- Born: Victor Ayobami Ajayi July 14, 1988 (age 37) Jebba, Kwara State, Nigeria
- Education: Federal Polytechnic, Ilaro (OND);
- Occupations: Cybersecurity expert, musician

= Victor Ajayi =

Nigerian cybersecurity expert and musician

Victor Ajayi (born 14 July 1988) is a Nigerian cybersecurity expert and musician.

== Biography ==
Victor Ayobami Ajayi was born on 14 July 1988 at Jebba, Kwara State. Having spent his childhood years between Kwara state, Kogi State, Ogun State and Lagos State, Ajayi attended St. Peter's Nursery and Primary School, Mopa, Kogi State and Itolu Community High School, Ilaro, Ogun State for his primary and secondary education. Ajayi obtained his ordinary national diploma (OND) at Federal Polytechnic, Ilaro and Ladoke Akintola University of Technology (LAUTECH) for his bachelor's degree in Electrical / Electronics Engineering and Engineering Institute of Technology, for his master's degree in Industrial Automation.

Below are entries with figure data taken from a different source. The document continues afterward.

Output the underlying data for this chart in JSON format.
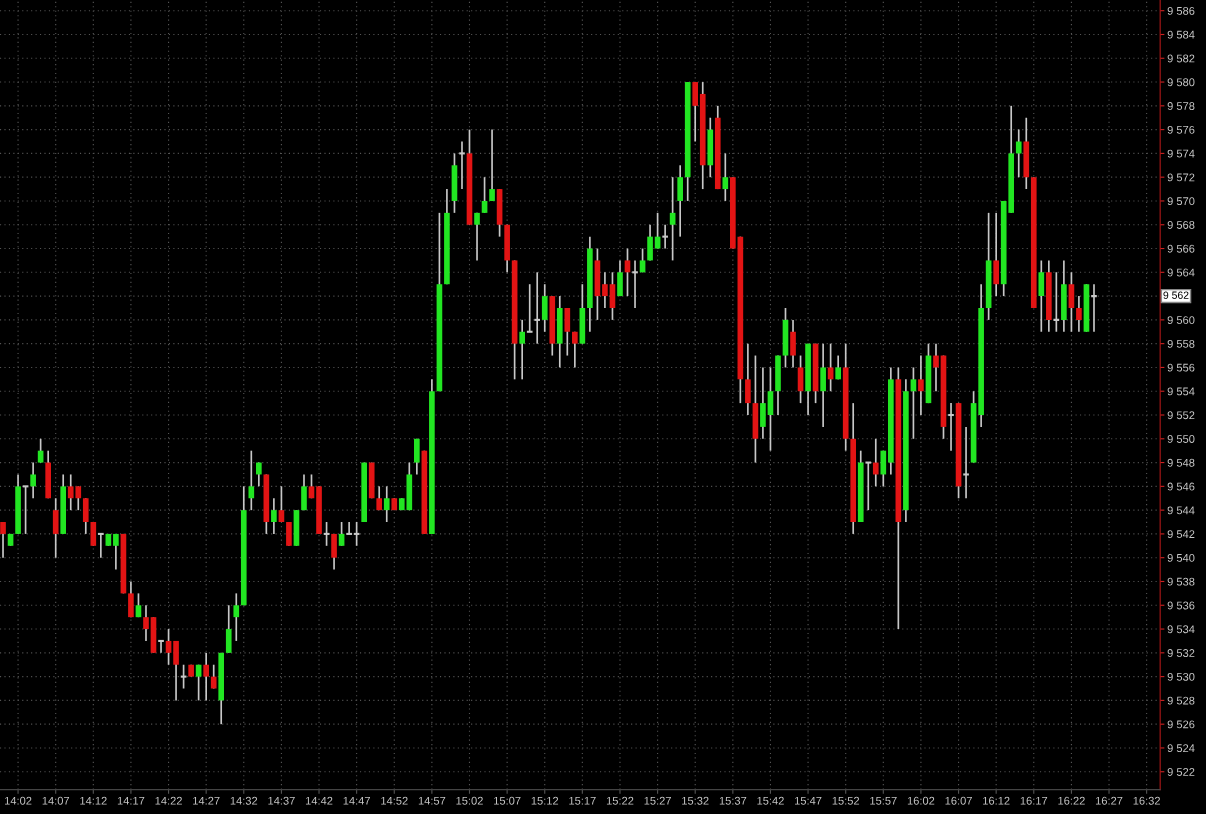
{
  "chart_data": {
    "type": "candlestick",
    "x": [
      14.0,
      14.0167,
      14.0333,
      14.05,
      14.0667,
      14.0833,
      14.1,
      14.1167,
      14.1333,
      14.15,
      14.1667,
      14.1833,
      14.2,
      14.2167,
      14.2333,
      14.25,
      14.2667,
      14.2833,
      14.3,
      14.3167,
      14.3333,
      14.35,
      14.3667,
      14.3833,
      14.4,
      14.4167,
      14.4333,
      14.45,
      14.4667,
      14.4833,
      14.5,
      14.5167,
      14.5333,
      14.55,
      14.5667,
      14.5833,
      14.6,
      14.6167,
      14.6333,
      14.65,
      14.6667,
      14.6833,
      14.7,
      14.7167,
      14.7333,
      14.75,
      14.7667,
      14.7833,
      14.8,
      14.8167,
      14.8333,
      14.85,
      14.8667,
      14.8833,
      14.9,
      14.9167,
      14.9333,
      14.95,
      14.9667,
      14.9833,
      15.0,
      15.0167,
      15.0333,
      15.05,
      15.0667,
      15.0833,
      15.1,
      15.1167,
      15.1333,
      15.15,
      15.1667,
      15.1833,
      15.2,
      15.2167,
      15.2333,
      15.25,
      15.2667,
      15.2833,
      15.3,
      15.3167,
      15.3333,
      15.35,
      15.3667,
      15.3833,
      15.4,
      15.4167,
      15.4333,
      15.45,
      15.4667,
      15.4833,
      15.5,
      15.5167,
      15.5333,
      15.55,
      15.5667,
      15.5833,
      15.6,
      15.6167,
      15.6333,
      15.65,
      15.6667,
      15.6833,
      15.7,
      15.7167,
      15.7333,
      15.75,
      15.7667,
      15.7833,
      15.8,
      15.8167,
      15.8333,
      15.85,
      15.8667,
      15.8833,
      15.9,
      15.9167,
      15.9333,
      15.95,
      15.9667,
      15.9833,
      16.0,
      16.0167,
      16.0333,
      16.05,
      16.0667,
      16.0833,
      16.1,
      16.1167,
      16.1333,
      16.15,
      16.1667,
      16.1833,
      16.2,
      16.2167,
      16.2333,
      16.25,
      16.2667,
      16.2833,
      16.3,
      16.3167,
      16.3333,
      16.35,
      16.3667,
      16.3833,
      16.4,
      16.4167
    ],
    "ohlc": [
      [
        9543,
        9543,
        9540,
        9542
      ],
      [
        9541,
        9542,
        9541,
        9542
      ],
      [
        9542,
        9547,
        9542,
        9546
      ],
      [
        9546,
        9546,
        9542,
        9546
      ],
      [
        9546,
        9548,
        9545,
        9547
      ],
      [
        9548,
        9550,
        9548,
        9549
      ],
      [
        9548,
        9549,
        9545,
        9545
      ],
      [
        9544,
        9545,
        9540,
        9542
      ],
      [
        9542,
        9547,
        9542,
        9546
      ],
      [
        9546,
        9547,
        9544,
        9545
      ],
      [
        9546,
        9546,
        9544,
        9545
      ],
      [
        9545,
        9545,
        9542,
        9543
      ],
      [
        9543,
        9543,
        9541,
        9541
      ],
      [
        9542,
        9542,
        9540,
        9542
      ],
      [
        9541,
        9542,
        9541,
        9542
      ],
      [
        9541,
        9542,
        9539,
        9542
      ],
      [
        9542,
        9542,
        9537,
        9537
      ],
      [
        9537,
        9538,
        9535,
        9535
      ],
      [
        9535,
        9537,
        9535,
        9536
      ],
      [
        9535,
        9536,
        9533,
        9534
      ],
      [
        9535,
        9535,
        9532,
        9532
      ],
      [
        9533,
        9533,
        9532,
        9533
      ],
      [
        9533,
        9534,
        9531,
        9532
      ],
      [
        9533,
        9533,
        9528,
        9531
      ],
      [
        9530,
        9531,
        9529,
        9530
      ],
      [
        9531,
        9531,
        9530,
        9530
      ],
      [
        9530,
        9531,
        9528,
        9531
      ],
      [
        9531,
        9532,
        9528,
        9530
      ],
      [
        9530,
        9531,
        9529,
        9529
      ],
      [
        9528,
        9532,
        9526,
        9532
      ],
      [
        9532,
        9536,
        9532,
        9534
      ],
      [
        9535,
        9537,
        9533,
        9536
      ],
      [
        9536,
        9546,
        9536,
        9544
      ],
      [
        9545,
        9549,
        9544,
        9546
      ],
      [
        9547,
        9548,
        9546,
        9548
      ],
      [
        9547,
        9547,
        9542,
        9543
      ],
      [
        9543,
        9545,
        9542,
        9544
      ],
      [
        9544,
        9546,
        9543,
        9543
      ],
      [
        9543,
        9543,
        9541,
        9541
      ],
      [
        9541,
        9544,
        9541,
        9544
      ],
      [
        9544,
        9547,
        9544,
        9546
      ],
      [
        9546,
        9547,
        9545,
        9545
      ],
      [
        9546,
        9546,
        9542,
        9542
      ],
      [
        9542,
        9543,
        9541,
        9542
      ],
      [
        9542,
        9542,
        9539,
        9540
      ],
      [
        9541,
        9543,
        9541,
        9542
      ],
      [
        9542,
        9543,
        9542,
        9542
      ],
      [
        9542,
        9543,
        9541,
        9542
      ],
      [
        9543,
        9548,
        9543,
        9548
      ],
      [
        9548,
        9548,
        9545,
        9545
      ],
      [
        9545,
        9546,
        9544,
        9544
      ],
      [
        9544,
        9546,
        9543,
        9545
      ],
      [
        9545,
        9545,
        9544,
        9544
      ],
      [
        9544,
        9545,
        9544,
        9545
      ],
      [
        9544,
        9548,
        9544,
        9547
      ],
      [
        9548,
        9550,
        9547,
        9550
      ],
      [
        9549,
        9549,
        9542,
        9542
      ],
      [
        9542,
        9555,
        9542,
        9554
      ],
      [
        9554,
        9569,
        9554,
        9563
      ],
      [
        9563,
        9571,
        9563,
        9569
      ],
      [
        9570,
        9574,
        9569,
        9573
      ],
      [
        9574,
        9575,
        9571,
        9574
      ],
      [
        9574,
        9576,
        9568,
        9568
      ],
      [
        9568,
        9569,
        9565,
        9569
      ],
      [
        9569,
        9572,
        9569,
        9570
      ],
      [
        9570,
        9576,
        9570,
        9571
      ],
      [
        9571,
        9571,
        9567,
        9568
      ],
      [
        9568,
        9568,
        9564,
        9565
      ],
      [
        9565,
        9565,
        9555,
        9558
      ],
      [
        9558,
        9560,
        9555,
        9559
      ],
      [
        9559,
        9563,
        9559,
        9559
      ],
      [
        9560,
        9564,
        9558,
        9560
      ],
      [
        9560,
        9563,
        9559,
        9562
      ],
      [
        9562,
        9562,
        9557,
        9558
      ],
      [
        9558,
        9562,
        9556,
        9561
      ],
      [
        9561,
        9561,
        9557,
        9559
      ],
      [
        9559,
        9559,
        9556,
        9558
      ],
      [
        9558,
        9563,
        9558,
        9561
      ],
      [
        9561,
        9567,
        9559,
        9566
      ],
      [
        9565,
        9566,
        9560,
        9562
      ],
      [
        9563,
        9564,
        9561,
        9562
      ],
      [
        9563,
        9564,
        9560,
        9561
      ],
      [
        9562,
        9565,
        9562,
        9564
      ],
      [
        9565,
        9566,
        9562,
        9564
      ],
      [
        9564,
        9565,
        9561,
        9564
      ],
      [
        9564,
        9566,
        9564,
        9565
      ],
      [
        9565,
        9568,
        9565,
        9567
      ],
      [
        9566,
        9569,
        9566,
        9567
      ],
      [
        9567,
        9568,
        9566,
        9567
      ],
      [
        9568,
        9572,
        9565,
        9569
      ],
      [
        9570,
        9573,
        9567,
        9572
      ],
      [
        9572,
        9580,
        9570,
        9580
      ],
      [
        9580,
        9580,
        9575,
        9578
      ],
      [
        9579,
        9580,
        9571,
        9573
      ],
      [
        9573,
        9577,
        9572,
        9576
      ],
      [
        9577,
        9578,
        9571,
        9571
      ],
      [
        9571,
        9574,
        9570,
        9572
      ],
      [
        9572,
        9572,
        9566,
        9566
      ],
      [
        9567,
        9567,
        9553,
        9555
      ],
      [
        9555,
        9558,
        9552,
        9553
      ],
      [
        9553,
        9557,
        9548,
        9550
      ],
      [
        9551,
        9556,
        9550,
        9553
      ],
      [
        9552,
        9556,
        9549,
        9554
      ],
      [
        9554,
        9557,
        9552,
        9557
      ],
      [
        9557,
        9561,
        9556,
        9560
      ],
      [
        9559,
        9560,
        9556,
        9557
      ],
      [
        9556,
        9557,
        9553,
        9554
      ],
      [
        9554,
        9558,
        9552,
        9558
      ],
      [
        9558,
        9558,
        9553,
        9554
      ],
      [
        9554,
        9558,
        9551,
        9556
      ],
      [
        9556,
        9558,
        9554,
        9555
      ],
      [
        9555,
        9557,
        9555,
        9556
      ],
      [
        9556,
        9558,
        9549,
        9550
      ],
      [
        9550,
        9553,
        9542,
        9543
      ],
      [
        9543,
        9549,
        9543,
        9548
      ],
      [
        9548,
        9548,
        9544,
        9548
      ],
      [
        9548,
        9550,
        9546,
        9547
      ],
      [
        9547,
        9549,
        9546,
        9549
      ],
      [
        9548,
        9556,
        9547,
        9555
      ],
      [
        9555,
        9556,
        9534,
        9543
      ],
      [
        9544,
        9555,
        9543,
        9554
      ],
      [
        9554,
        9556,
        9550,
        9555
      ],
      [
        9555,
        9557,
        9552,
        9554
      ],
      [
        9553,
        9558,
        9553,
        9557
      ],
      [
        9557,
        9558,
        9554,
        9556
      ],
      [
        9557,
        9557,
        9550,
        9551
      ],
      [
        9552,
        9553,
        9549,
        9552
      ],
      [
        9553,
        9553,
        9545,
        9546
      ],
      [
        9547,
        9551,
        9545,
        9547
      ],
      [
        9548,
        9554,
        9548,
        9553
      ],
      [
        9552,
        9563,
        9551,
        9561
      ],
      [
        9561,
        9569,
        9560,
        9565
      ],
      [
        9565,
        9569,
        9562,
        9563
      ],
      [
        9563,
        9570,
        9562,
        9570
      ],
      [
        9569,
        9578,
        9569,
        9574
      ],
      [
        9574,
        9576,
        9572,
        9575
      ],
      [
        9575,
        9577,
        9571,
        9572
      ],
      [
        9572,
        9572,
        9561,
        9561
      ],
      [
        9562,
        9565,
        9559,
        9564
      ],
      [
        9564,
        9565,
        9559,
        9560
      ],
      [
        9560,
        9564,
        9559,
        9560
      ],
      [
        9560,
        9565,
        9559,
        9563
      ],
      [
        9563,
        9564,
        9559,
        9561
      ],
      [
        9561,
        9562,
        9559,
        9560
      ],
      [
        9559,
        9563,
        9559,
        9563
      ],
      [
        9562,
        9563,
        9559,
        9562
      ]
    ],
    "colors": [
      "#e31414",
      "#22e622",
      "#22e622",
      "#c8c8c8",
      "#22e622",
      "#22e622",
      "#e31414",
      "#e31414",
      "#22e622",
      "#e31414",
      "#e31414",
      "#e31414",
      "#e31414",
      "#c8c8c8",
      "#22e622",
      "#22e622",
      "#e31414",
      "#e31414",
      "#22e622",
      "#e31414",
      "#e31414",
      "#c8c8c8",
      "#e31414",
      "#e31414",
      "#c8c8c8",
      "#e31414",
      "#22e622",
      "#e31414",
      "#e31414",
      "#22e622",
      "#22e622",
      "#22e622",
      "#22e622",
      "#22e622",
      "#22e622",
      "#e31414",
      "#22e622",
      "#e31414",
      "#e31414",
      "#22e622",
      "#22e622",
      "#e31414",
      "#e31414",
      "#c8c8c8",
      "#e31414",
      "#22e622",
      "#c8c8c8",
      "#c8c8c8",
      "#22e622",
      "#e31414",
      "#e31414",
      "#22e622",
      "#e31414",
      "#22e622",
      "#22e622",
      "#22e622",
      "#e31414",
      "#22e622",
      "#22e622",
      "#22e622",
      "#22e622",
      "#c8c8c8",
      "#e31414",
      "#22e622",
      "#22e622",
      "#22e622",
      "#e31414",
      "#e31414",
      "#e31414",
      "#22e622",
      "#c8c8c8",
      "#c8c8c8",
      "#22e622",
      "#e31414",
      "#22e622",
      "#e31414",
      "#e31414",
      "#22e622",
      "#22e622",
      "#e31414",
      "#e31414",
      "#e31414",
      "#22e622",
      "#e31414",
      "#c8c8c8",
      "#22e622",
      "#22e622",
      "#22e622",
      "#c8c8c8",
      "#22e622",
      "#22e622",
      "#22e622",
      "#e31414",
      "#e31414",
      "#22e622",
      "#e31414",
      "#22e622",
      "#e31414",
      "#e31414",
      "#e31414",
      "#e31414",
      "#22e622",
      "#22e622",
      "#22e622",
      "#22e622",
      "#e31414",
      "#e31414",
      "#22e622",
      "#e31414",
      "#22e622",
      "#e31414",
      "#22e622",
      "#e31414",
      "#e31414",
      "#22e622",
      "#c8c8c8",
      "#e31414",
      "#22e622",
      "#22e622",
      "#e31414",
      "#22e622",
      "#22e622",
      "#e31414",
      "#22e622",
      "#e31414",
      "#e31414",
      "#c8c8c8",
      "#e31414",
      "#c8c8c8",
      "#22e622",
      "#22e622",
      "#22e622",
      "#e31414",
      "#22e622",
      "#22e622",
      "#22e622",
      "#e31414",
      "#e31414",
      "#22e622",
      "#e31414",
      "#c8c8c8",
      "#22e622",
      "#e31414",
      "#e31414",
      "#22e622",
      "#c8c8c8"
    ],
    "annotations": [
      {
        "text": "9 562",
        "y": 9562
      }
    ],
    "xlim": [
      13.9933,
      16.5633
    ],
    "xticks": [
      {
        "value": 14.0333,
        "label": "14:02"
      },
      {
        "value": 14.1167,
        "label": "14:07"
      },
      {
        "value": 14.2,
        "label": "14:12"
      },
      {
        "value": 14.2833,
        "label": "14:17"
      },
      {
        "value": 14.3667,
        "label": "14:22"
      },
      {
        "value": 14.45,
        "label": "14:27"
      },
      {
        "value": 14.5333,
        "label": "14:32"
      },
      {
        "value": 14.6167,
        "label": "14:37"
      },
      {
        "value": 14.7,
        "label": "14:42"
      },
      {
        "value": 14.7833,
        "label": "14:47"
      },
      {
        "value": 14.8667,
        "label": "14:52"
      },
      {
        "value": 14.95,
        "label": "14:57"
      },
      {
        "value": 15.0333,
        "label": "15:02"
      },
      {
        "value": 15.1167,
        "label": "15:07"
      },
      {
        "value": 15.2,
        "label": "15:12"
      },
      {
        "value": 15.2833,
        "label": "15:17"
      },
      {
        "value": 15.3667,
        "label": "15:22"
      },
      {
        "value": 15.45,
        "label": "15:27"
      },
      {
        "value": 15.5333,
        "label": "15:32"
      },
      {
        "value": 15.6167,
        "label": "15:37"
      },
      {
        "value": 15.7,
        "label": "15:42"
      },
      {
        "value": 15.7833,
        "label": "15:47"
      },
      {
        "value": 15.8667,
        "label": "15:52"
      },
      {
        "value": 15.95,
        "label": "15:57"
      },
      {
        "value": 16.0333,
        "label": "16:02"
      },
      {
        "value": 16.1167,
        "label": "16:07"
      },
      {
        "value": 16.2,
        "label": "16:12"
      },
      {
        "value": 16.2833,
        "label": "16:17"
      },
      {
        "value": 16.3667,
        "label": "16:22"
      },
      {
        "value": 16.45,
        "label": "16:27"
      },
      {
        "value": 16.5333,
        "label": "16:32"
      }
    ],
    "ylim": [
      9520.5,
      9586.9
    ],
    "yticks": [
      {
        "value": 9522,
        "label": "9 522"
      },
      {
        "value": 9524,
        "label": "9 524"
      },
      {
        "value": 9526,
        "label": "9 526"
      },
      {
        "value": 9528,
        "label": "9 528"
      },
      {
        "value": 9530,
        "label": "9 530"
      },
      {
        "value": 9532,
        "label": "9 532"
      },
      {
        "value": 9534,
        "label": "9 534"
      },
      {
        "value": 9536,
        "label": "9 536"
      },
      {
        "value": 9538,
        "label": "9 538"
      },
      {
        "value": 9540,
        "label": "9 540"
      },
      {
        "value": 9542,
        "label": "9 542"
      },
      {
        "value": 9544,
        "label": "9 544"
      },
      {
        "value": 9546,
        "label": "9 546"
      },
      {
        "value": 9548,
        "label": "9 548"
      },
      {
        "value": 9550,
        "label": "9 550"
      },
      {
        "value": 9552,
        "label": "9 552"
      },
      {
        "value": 9554,
        "label": "9 554"
      },
      {
        "value": 9556,
        "label": "9 556"
      },
      {
        "value": 9558,
        "label": "9 558"
      },
      {
        "value": 9560,
        "label": "9 560"
      },
      {
        "value": 9562,
        "label": null
      },
      {
        "value": 9564,
        "label": "9 564"
      },
      {
        "value": 9566,
        "label": "9 566"
      },
      {
        "value": 9568,
        "label": "9 568"
      },
      {
        "value": 9570,
        "label": "9 570"
      },
      {
        "value": 9572,
        "label": "9 572"
      },
      {
        "value": 9574,
        "label": "9 574"
      },
      {
        "value": 9576,
        "label": "9 576"
      },
      {
        "value": 9578,
        "label": "9 578"
      },
      {
        "value": 9580,
        "label": "9 580"
      },
      {
        "value": 9582,
        "label": "9 582"
      },
      {
        "value": 9584,
        "label": "9 584"
      },
      {
        "value": 9586,
        "label": "9 586"
      }
    ],
    "grid": true
  }
}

Ajayi worked at Chevron Corporation from 2012 to 2021, as an instrument control system specialist, cyber security specialist and in his final years, a senior cyber security engineer. He later moved to Ernst & Young as a cyber security manager and left in December 2022. Since then, Ajayi has been working in private service while also serving as a cyber security mentor with Springboard, a US-based company.

As a musician, Ajayi goes by the name Veeesax.